Patricia MacKinnon-Day

Back Bittern Street, Liverpool 2006

Back Bitten Street: An Opera of the Overlooked

The Back Bittern Opera holds all of the promise a good opera should: passion, people, politics. Inspired by and made in collaboration with residents of Liverpool’s Back Bittern Street, the name itself is highly evocative of a dramatic context that expresses a community that are located in relation to (indeed behind) something else: they are the recipients rather than the directors of change. Sitting in the shadow of the city’s flamboyant Catholic Cathedral, it is a community that is overlooked in both senses of the word: exposed and invisible. The Back Bittern Opera project addresses the issues of being seen and not being heard head-on.
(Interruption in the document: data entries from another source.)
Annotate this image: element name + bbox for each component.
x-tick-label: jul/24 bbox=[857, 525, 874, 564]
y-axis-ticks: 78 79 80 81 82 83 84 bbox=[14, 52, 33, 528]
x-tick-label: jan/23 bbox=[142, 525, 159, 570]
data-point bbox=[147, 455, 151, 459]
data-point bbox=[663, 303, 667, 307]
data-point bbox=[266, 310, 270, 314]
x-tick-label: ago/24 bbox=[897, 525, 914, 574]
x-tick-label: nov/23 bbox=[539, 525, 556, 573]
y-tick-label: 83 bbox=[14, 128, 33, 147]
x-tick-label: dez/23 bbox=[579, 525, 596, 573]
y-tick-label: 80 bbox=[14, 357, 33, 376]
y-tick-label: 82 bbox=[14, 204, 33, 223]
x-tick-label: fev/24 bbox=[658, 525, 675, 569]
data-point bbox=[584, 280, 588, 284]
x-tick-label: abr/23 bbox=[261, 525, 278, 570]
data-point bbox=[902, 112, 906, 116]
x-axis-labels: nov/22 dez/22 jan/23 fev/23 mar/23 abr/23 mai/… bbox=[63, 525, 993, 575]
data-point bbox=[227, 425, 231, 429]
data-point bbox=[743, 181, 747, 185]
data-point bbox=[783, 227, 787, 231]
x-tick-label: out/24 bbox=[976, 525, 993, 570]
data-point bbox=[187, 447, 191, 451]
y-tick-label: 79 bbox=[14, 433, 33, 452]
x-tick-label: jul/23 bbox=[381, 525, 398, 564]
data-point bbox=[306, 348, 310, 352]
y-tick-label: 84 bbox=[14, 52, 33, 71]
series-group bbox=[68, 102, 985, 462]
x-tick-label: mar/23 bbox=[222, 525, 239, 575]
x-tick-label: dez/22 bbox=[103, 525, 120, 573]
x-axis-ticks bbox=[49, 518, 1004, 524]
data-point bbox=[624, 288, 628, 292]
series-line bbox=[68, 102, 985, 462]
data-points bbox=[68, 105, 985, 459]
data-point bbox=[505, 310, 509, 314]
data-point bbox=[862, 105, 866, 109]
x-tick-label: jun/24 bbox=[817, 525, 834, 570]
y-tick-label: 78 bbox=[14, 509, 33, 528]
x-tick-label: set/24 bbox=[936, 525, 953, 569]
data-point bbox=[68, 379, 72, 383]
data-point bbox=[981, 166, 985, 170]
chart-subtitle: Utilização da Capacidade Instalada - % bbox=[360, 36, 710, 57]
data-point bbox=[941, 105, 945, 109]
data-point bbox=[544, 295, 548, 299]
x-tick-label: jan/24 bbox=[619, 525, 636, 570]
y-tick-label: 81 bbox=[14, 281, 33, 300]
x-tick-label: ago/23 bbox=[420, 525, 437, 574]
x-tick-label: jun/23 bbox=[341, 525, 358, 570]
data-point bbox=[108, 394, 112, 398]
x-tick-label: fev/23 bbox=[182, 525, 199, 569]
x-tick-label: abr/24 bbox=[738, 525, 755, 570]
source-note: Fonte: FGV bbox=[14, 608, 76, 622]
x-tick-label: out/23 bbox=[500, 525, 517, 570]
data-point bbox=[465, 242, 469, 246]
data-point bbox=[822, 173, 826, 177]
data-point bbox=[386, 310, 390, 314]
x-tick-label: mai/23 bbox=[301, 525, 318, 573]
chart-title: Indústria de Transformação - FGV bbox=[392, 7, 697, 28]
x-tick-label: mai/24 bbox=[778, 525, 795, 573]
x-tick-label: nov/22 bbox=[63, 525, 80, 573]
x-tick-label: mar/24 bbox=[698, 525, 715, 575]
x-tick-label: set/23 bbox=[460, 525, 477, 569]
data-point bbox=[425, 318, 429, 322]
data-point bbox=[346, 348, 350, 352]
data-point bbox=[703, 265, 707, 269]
The Back Bittern Opera, is in essence a consultation project. Unlike a participatory arts project, the residents of Back Bittern Street are not being invited to perform in their opera – a professional operatic company of singers will be formed and the music is being written by a professional composer Larry Goves – in this instance, the community are playing the role of creative consultants with the artists as facilitators and producers. From knocking on peoples’ doors to hosting Scouse suppers, the artistic team have positioned themselves as the collectors of stories – self-conscious mediators and extrapolators, these memories will be developed and fictionalised further – the final opera will be a physical manifestation of a community that has multiple and at times conflicting tales to tell. With Ron Noon working as the historian on the project, the past, the present and the future of this small slice of Liverpool’s history is being explored. In this sense, the opera is an oral history project.

Laura Sillars is Senior Curator (Collaboration Programmes) at FACT, the Foundation for Art and Creative Technology in Liverpool.